The Guardian says the Treasury has held talks with top wealth advisers and accountants with a view to introducing legislation - if Labour is returned to power – that would likely overturn the current 90-day rule and demand that people cut their links with Britain much more severely if they want to be treated as tax exiles.

The 90-day rule says British passport-holders can avoid paying tax here if they are domiciled elsewhere - as long as they spend no more than 89 days a year in the UK.

The rule – under which all sorts of high-profile tax exiles, including Rolling Stone Mick Jagger (above) and Formula One driver Lewis Hamilton, carefully run their comings-and-goings - has already taken a battering this week with the Court of Appeal ruling in the case of Robert Gaines-Cooper.

The court agreed with HM Revenue that Gaines-Cooper, a Seychelles-based multi-millionaire, is liable to pay £30m in back taxes because, although he had abided by the 90-day rule, the UK remains "the centre of gravity of his life and interest" and he has failed to make a "distinct break". His wife and son live on his estate in Henley. His will was drawn up in Britain and his son has gone to school here.

The ruling has sent thousands of tax exiles scurrying to the telephone, anxious to know whether they will suddenly face investigation and a large tax demand.

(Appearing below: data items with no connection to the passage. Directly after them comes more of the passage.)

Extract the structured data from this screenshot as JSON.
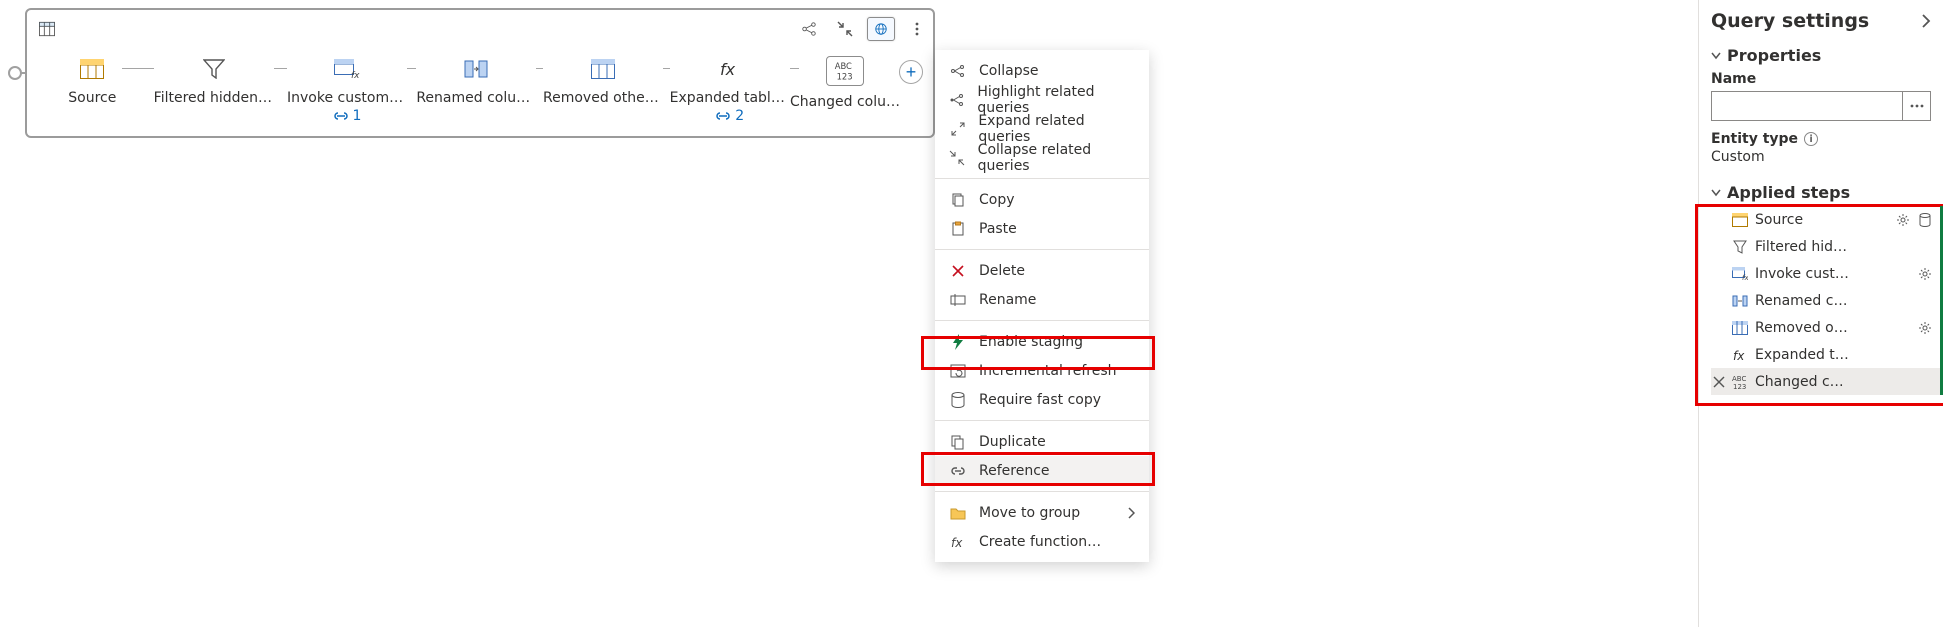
{
  "diagram": {
    "steps": [
      {
        "label": "Source"
      },
      {
        "label": "Filtered hidden fi…"
      },
      {
        "label": "Invoke custom fu…",
        "linkCount": "1"
      },
      {
        "label": "Renamed columns"
      },
      {
        "label": "Removed other c…"
      },
      {
        "label": "Expanded table c…",
        "linkCount": "2"
      },
      {
        "label": "Changed column…"
      }
    ],
    "addTooltip": "+"
  },
  "contextMenu": {
    "items": [
      {
        "key": "collapse",
        "label": "Collapse"
      },
      {
        "key": "highlightRelated",
        "label": "Highlight related queries"
      },
      {
        "key": "expandRelated",
        "label": "Expand related queries"
      },
      {
        "key": "collapseRelated",
        "label": "Collapse related queries"
      },
      {
        "key": "copy",
        "label": "Copy"
      },
      {
        "key": "paste",
        "label": "Paste"
      },
      {
        "key": "delete",
        "label": "Delete"
      },
      {
        "key": "rename",
        "label": "Rename"
      },
      {
        "key": "enableStaging",
        "label": "Enable staging"
      },
      {
        "key": "incrementalRefresh",
        "label": "Incremental refresh"
      },
      {
        "key": "requireFastCopy",
        "label": "Require fast copy"
      },
      {
        "key": "duplicate",
        "label": "Duplicate"
      },
      {
        "key": "reference",
        "label": "Reference"
      },
      {
        "key": "moveToGroup",
        "label": "Move to group",
        "submenu": true
      },
      {
        "key": "createFunction",
        "label": "Create function…"
      }
    ]
  },
  "settings": {
    "title": "Query settings",
    "propertiesTitle": "Properties",
    "nameLabel": "Name",
    "nameValue": "",
    "entityTypeLabel": "Entity type",
    "entityTypeValue": "Custom",
    "appliedStepsTitle": "Applied steps",
    "steps": [
      {
        "label": "Source",
        "gear": true,
        "db": true
      },
      {
        "label": "Filtered hid…"
      },
      {
        "label": "Invoke cust…",
        "gear": true
      },
      {
        "label": "Renamed c…"
      },
      {
        "label": "Removed o…",
        "gear": true
      },
      {
        "label": "Expanded t…"
      },
      {
        "label": "Changed c…",
        "selected": true
      }
    ]
  }
}
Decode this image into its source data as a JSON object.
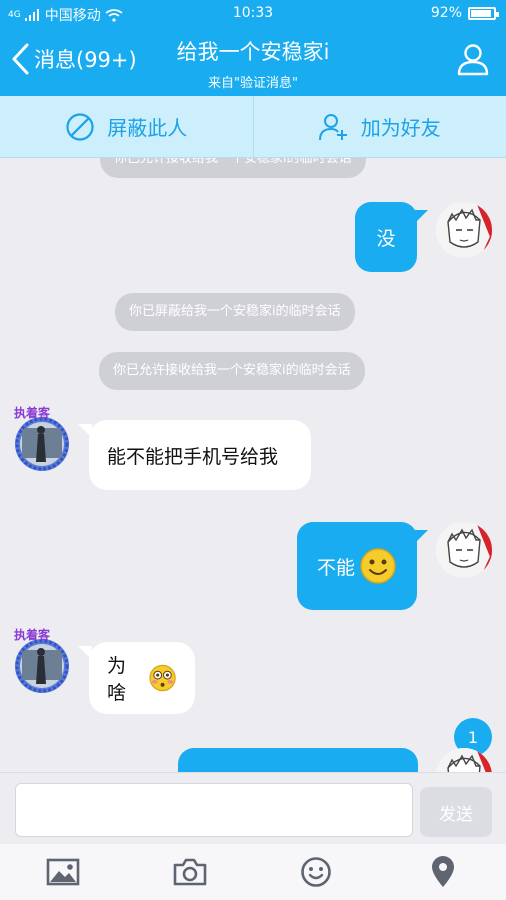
{
  "status": {
    "carrier": "中国移动",
    "signal": "4G",
    "time": "10:33",
    "battery": "92%",
    "battery_level": 0.92
  },
  "header": {
    "back_label": "消息(99+)",
    "title": "给我一个安稳家i",
    "subtitle": "来自\"验证消息\""
  },
  "actions": {
    "block_label": "屏蔽此人",
    "add_friend_label": "加为好友"
  },
  "messages": {
    "sys_partial": "你已允许接收给我一个安稳家i的临时会话",
    "me_1": "没",
    "sys_1": "你已屏蔽给我一个安稳家i的临时会话",
    "sys_2": "你已允许接收给我一个安稳家i的临时会话",
    "other_1": "能不能把手机号给我",
    "me_2": "不能",
    "other_2": "为啥",
    "unread_count": "1"
  },
  "other_avatar_badge": "执着客",
  "composer": {
    "input_value": "",
    "send_label": "发送"
  },
  "colors": {
    "accent": "#1aacf0",
    "system_bubble": "#cfcfd6",
    "action_bar": "#cdeefb"
  },
  "toolbar_icons": [
    "image-icon",
    "camera-icon",
    "emoji-icon",
    "location-icon"
  ]
}
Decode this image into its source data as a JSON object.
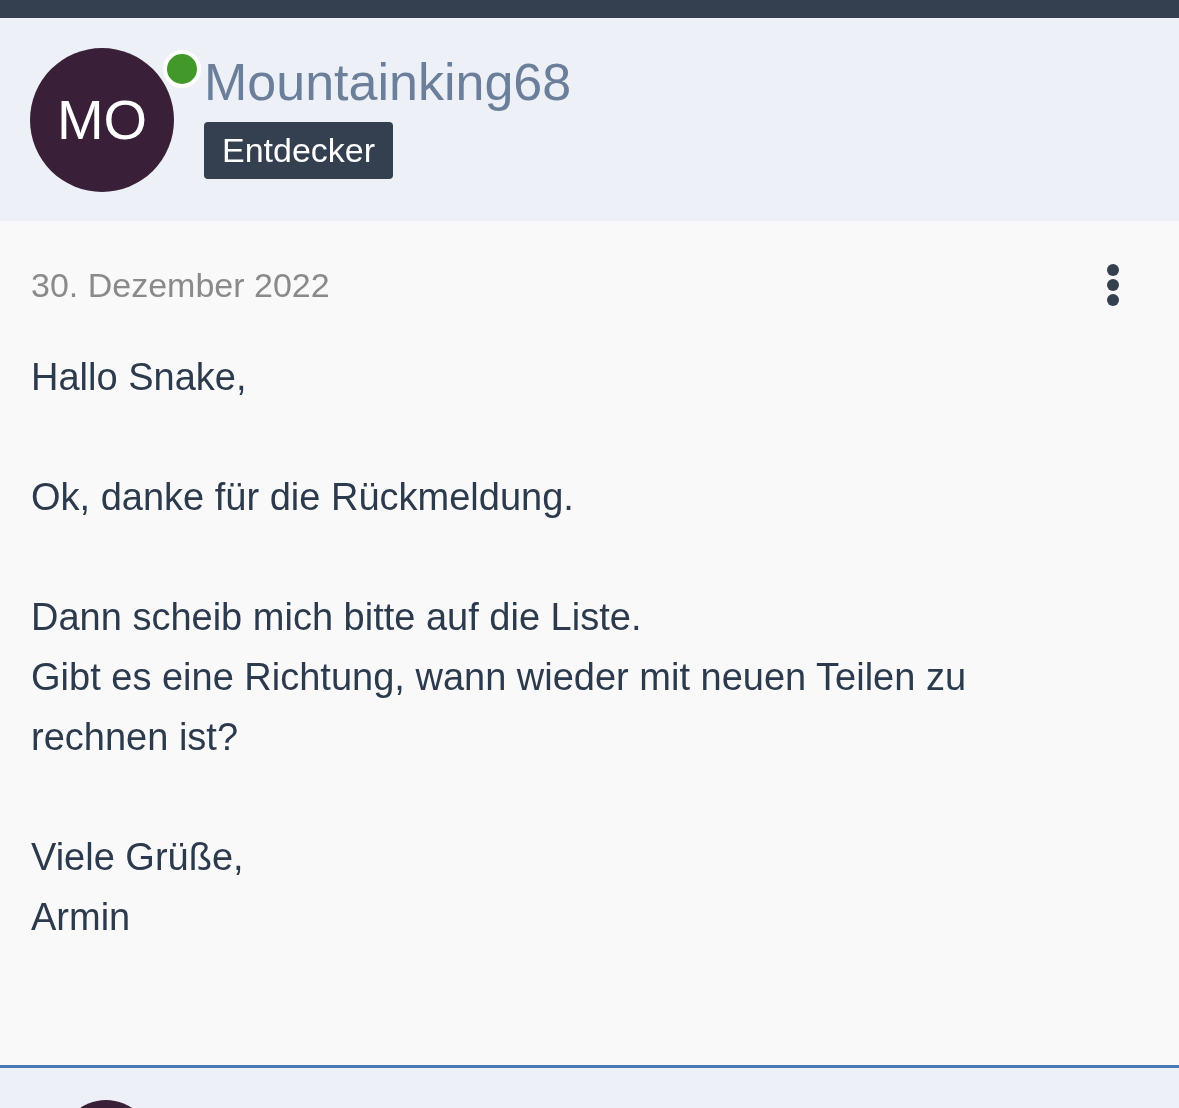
{
  "post": {
    "author": "Mountainking68",
    "avatar_initials": "MO",
    "online": true,
    "rank": "Entdecker",
    "date": "30. Dezember 2022",
    "paragraphs": [
      [
        "Hallo Snake,"
      ],
      [
        "Ok, danke für die Rückmeldung."
      ],
      [
        "Dann scheib mich bitte auf die Liste.",
        "Gibt es eine Richtung, wann wieder mit neuen Teilen zu rechnen ist?"
      ],
      [
        "Viele Grüße,",
        "Armin"
      ]
    ]
  }
}
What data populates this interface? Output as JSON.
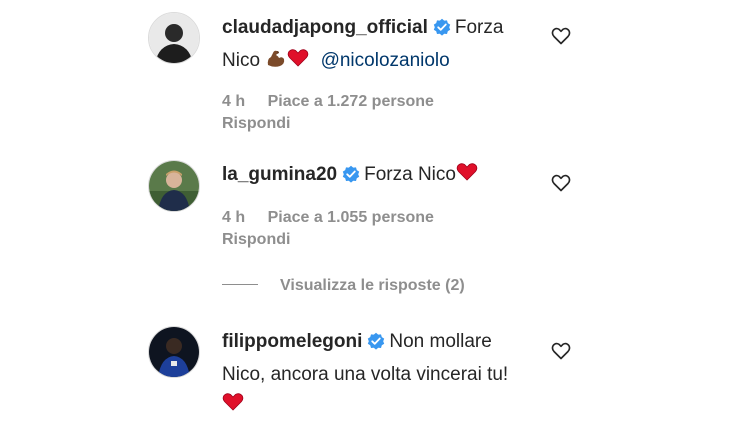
{
  "comments": [
    {
      "username": "claudadjapong_official",
      "line1_text": "Forza",
      "line2_text": "Nico",
      "emojis": "flexed-biceps-icon, red-heart-icon",
      "mention": "@nicolozaniolo",
      "time": "4 h",
      "likes": "Piace a 1.272 persone",
      "reply_label": "Rispondi"
    },
    {
      "username": "la_gumina20",
      "line1_text": "Forza Nico",
      "emojis": "red-heart-icon",
      "time": "4 h",
      "likes": "Piace a 1.055 persone",
      "reply_label": "Rispondi"
    },
    {
      "username": "filippomelegoni",
      "line1_text": "Non mollare",
      "line2_text": "Nico, ancora una volta vincerai tu!",
      "emojis": "red-heart-icon"
    }
  ],
  "view_replies_label": "Visualizza le risposte (2)",
  "colors": {
    "text": "#262626",
    "secondary": "#8e8e8e",
    "mention": "#00376b",
    "verified": "#3897f0",
    "heart_emoji": "#e0102a"
  }
}
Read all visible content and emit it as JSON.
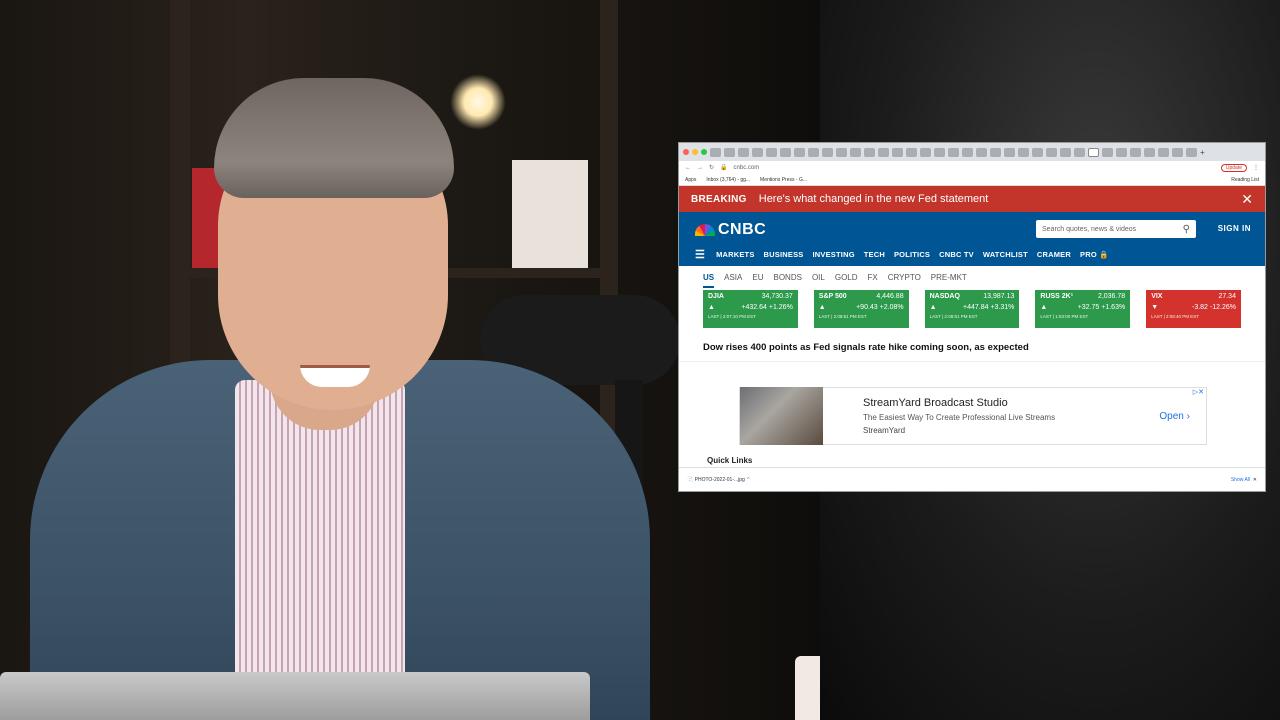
{
  "browser": {
    "url": "cnbc.com",
    "update_label": "Update",
    "bookmarks": [
      "Apps",
      "Inbox (3,764) - gg...",
      "Mentions Press - G..."
    ],
    "reading_list": "Reading List"
  },
  "breaking": {
    "tag": "BREAKING",
    "headline": "Here's what changed in the new Fed statement"
  },
  "header": {
    "logo": "CNBC",
    "search_placeholder": "Search quotes, news & videos",
    "sign_in": "SIGN IN",
    "nav": [
      "MARKETS",
      "BUSINESS",
      "INVESTING",
      "TECH",
      "POLITICS",
      "CNBC TV",
      "WATCHLIST",
      "CRAMER",
      "PRO 🔒"
    ]
  },
  "market_tabs": [
    "US",
    "ASIA",
    "EU",
    "BONDS",
    "OIL",
    "GOLD",
    "FX",
    "CRYPTO",
    "PRE-MKT"
  ],
  "quotes": [
    {
      "name": "DJIA",
      "price": "34,730.37",
      "change": "+432.64",
      "pct": "+1.26%",
      "last": "LAST | 2:07:10 PM EST",
      "dir": "up"
    },
    {
      "name": "S&P 500",
      "price": "4,446.88",
      "change": "+90.43",
      "pct": "+2.08%",
      "last": "LAST | 2:08:51 PM EST",
      "dir": "up"
    },
    {
      "name": "NASDAQ",
      "price": "13,987.13",
      "change": "+447.84",
      "pct": "+3.31%",
      "last": "LAST | 2:08:51 PM EST",
      "dir": "up"
    },
    {
      "name": "RUSS 2K¹",
      "price": "2,036.78",
      "change": "+32.75",
      "pct": "+1.63%",
      "last": "LAST | 1:53:00 PM EST",
      "dir": "up"
    },
    {
      "name": "VIX",
      "price": "27.34",
      "change": "-3.82",
      "pct": "-12.26%",
      "last": "LAST | 2:08:40 PM EST",
      "dir": "down"
    }
  ],
  "story": "Dow rises 400 points as Fed signals rate hike coming soon, as expected",
  "ad": {
    "title": "StreamYard Broadcast Studio",
    "subtitle": "The Easiest Way To Create Professional Live Streams",
    "brand": "StreamYard",
    "cta": "Open"
  },
  "quick_links": "Quick Links",
  "downloads": {
    "file": "PHOTO-2022-01-...jpg",
    "show_all": "Show All"
  }
}
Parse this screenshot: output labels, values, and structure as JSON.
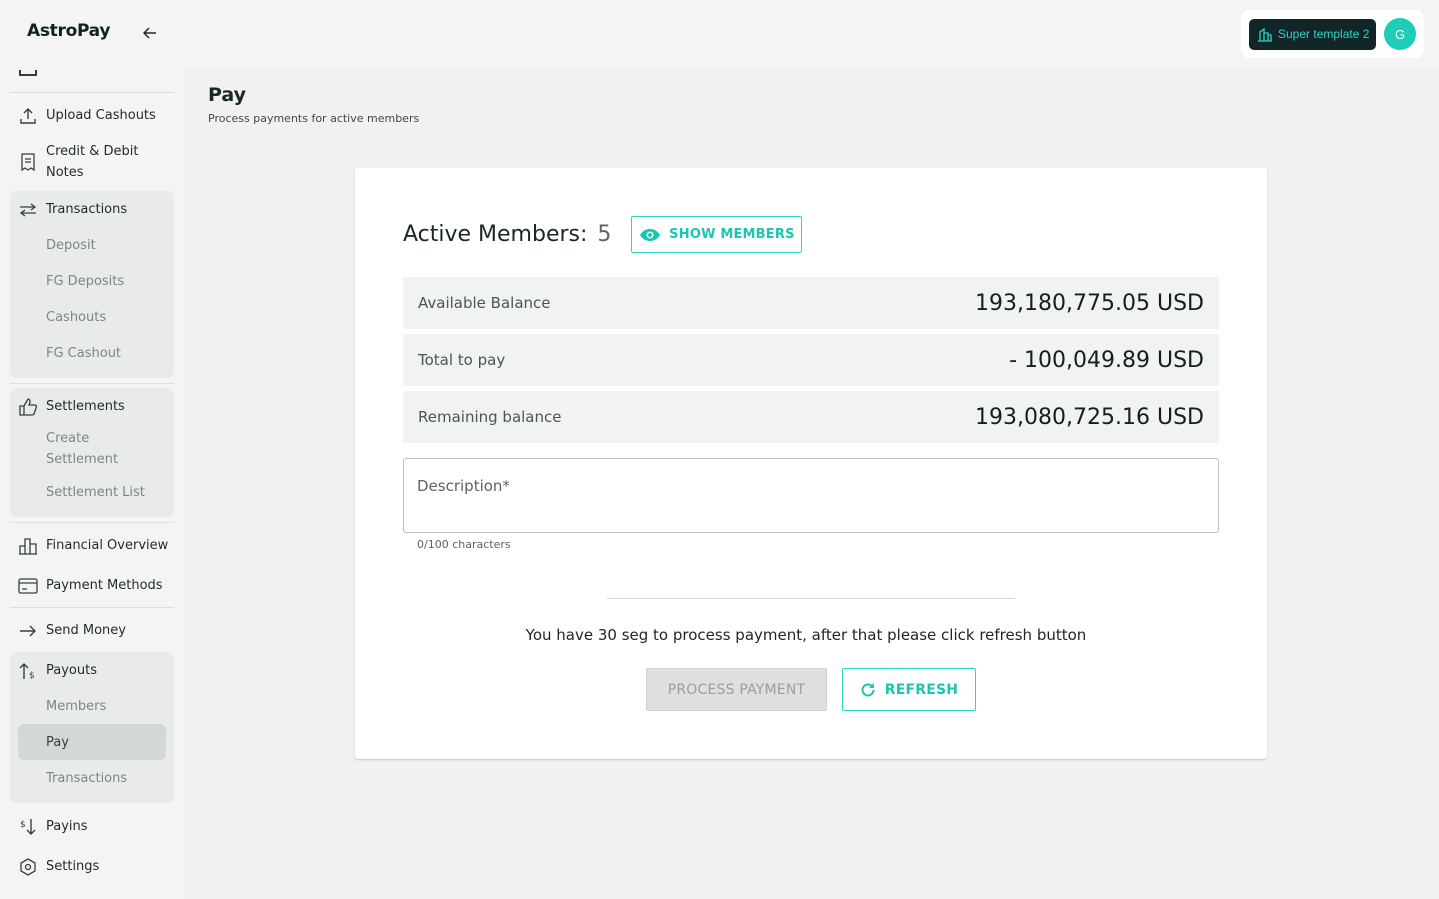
{
  "app": {
    "logo": "AstroPay",
    "account": {
      "template_name": "Super template 2",
      "avatar_initial": "G"
    }
  },
  "colors": {
    "accent": "#2ed3c3",
    "sidebar_bg": "#f3f4f3",
    "active_item_bg": "#d2d8d5"
  },
  "sidebar": {
    "upload_cashouts": "Upload Cashouts",
    "credit_debit_line1": "Credit & Debit",
    "credit_debit_line2": "Notes",
    "transactions": {
      "label": "Transactions",
      "items": [
        "Deposit",
        "FG Deposits",
        "Cashouts",
        "FG Cashout"
      ]
    },
    "settlements": {
      "label": "Settlements",
      "create_line1": "Create",
      "create_line2": "Settlement",
      "list": "Settlement List"
    },
    "financial_overview": "Financial Overview",
    "payment_methods": "Payment Methods",
    "send_money": "Send Money",
    "payouts": {
      "label": "Payouts",
      "items": [
        "Members",
        "Pay",
        "Transactions"
      ],
      "active": "Pay"
    },
    "payins": "Payins",
    "settings": "Settings"
  },
  "page": {
    "title": "Pay",
    "subtitle": "Process payments for active members"
  },
  "pay_card": {
    "active_members_label": "Active Members:",
    "active_members_count": "5",
    "show_members_label": "SHOW MEMBERS",
    "balances": [
      {
        "label": "Available Balance",
        "value": "193,180,775.05 USD"
      },
      {
        "label": "Total to pay",
        "value": "- 100,049.89 USD"
      },
      {
        "label": "Remaining balance",
        "value": "193,080,725.16 USD"
      }
    ],
    "description_placeholder": "Description*",
    "description_value": "",
    "char_counter": "0/100 characters",
    "notice": "You have 30 seg to process payment, after that please click refresh button",
    "process_payment_label": "PROCESS PAYMENT",
    "refresh_label": "REFRESH"
  }
}
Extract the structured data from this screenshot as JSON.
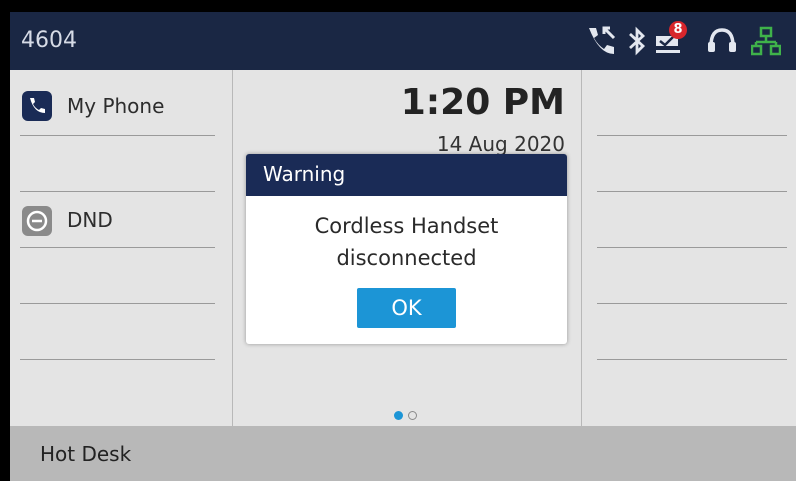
{
  "status_bar": {
    "extension": "4604",
    "voicemail_count": "8",
    "icons": [
      "missed-call-icon",
      "bluetooth-icon",
      "voicemail-icon",
      "headset-icon",
      "network-icon"
    ],
    "accent_color": "#1a2744"
  },
  "left_keys": [
    {
      "label": "My Phone",
      "icon": "phone-icon"
    },
    {
      "label": "DND",
      "icon": "dnd-icon"
    }
  ],
  "clock": {
    "time": "1:20 PM",
    "date": "14 Aug 2020"
  },
  "pagination": {
    "current_page": 1,
    "total_pages": 2
  },
  "dialog": {
    "title": "Warning",
    "message_line1": "Cordless Handset",
    "message_line2": "disconnected",
    "ok_label": "OK",
    "button_color": "#1c95d6"
  },
  "bottom_softkeys": [
    {
      "label": "Hot Desk"
    }
  ]
}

Mike Warburton, tax director at Grant Thornton, said: "If you want to be a tax exile we thought it was about 90 days. But now the first hurdle is: Is your house here? Is your family here? Are you a member of a club here? You have to demonstrate you have truly left the country."

A government clampdown would the most far-reaching of Labour's schemes to tap the wealthy for revenue. The highest rate of UK tax will rise to 50 per cent this April; Alistair Darling introduced a one-time 50 per cent tax on City bonuses and there are moves afoot to adopt a US-style system where non-domiciled foreigners are obligated to disclose worldwide income and assets - not just UK assets and wealth brought into the country. · 

Comments

Agreed. It is bizarre that those most able to pay tax are the ones who feel most aggrieved about having to. If they are shallow enough to desert the country of their upbringing purely through greed then we should cut them loose - completely. I am a fan of Jenson Button as a racing driver but as a Brit - no thanks.

I doubt that this ruling has sent any wealthy tax exiles, like Mick Jagger, scurrying to the phone. From my window, the only ones I see regularly scurrying are the well-to-do politicians we keep electing to "lord" it over the best of us.

About time too. The so called 90 day rule is just a means avoiding paying tax but retaining all the benefits of UK.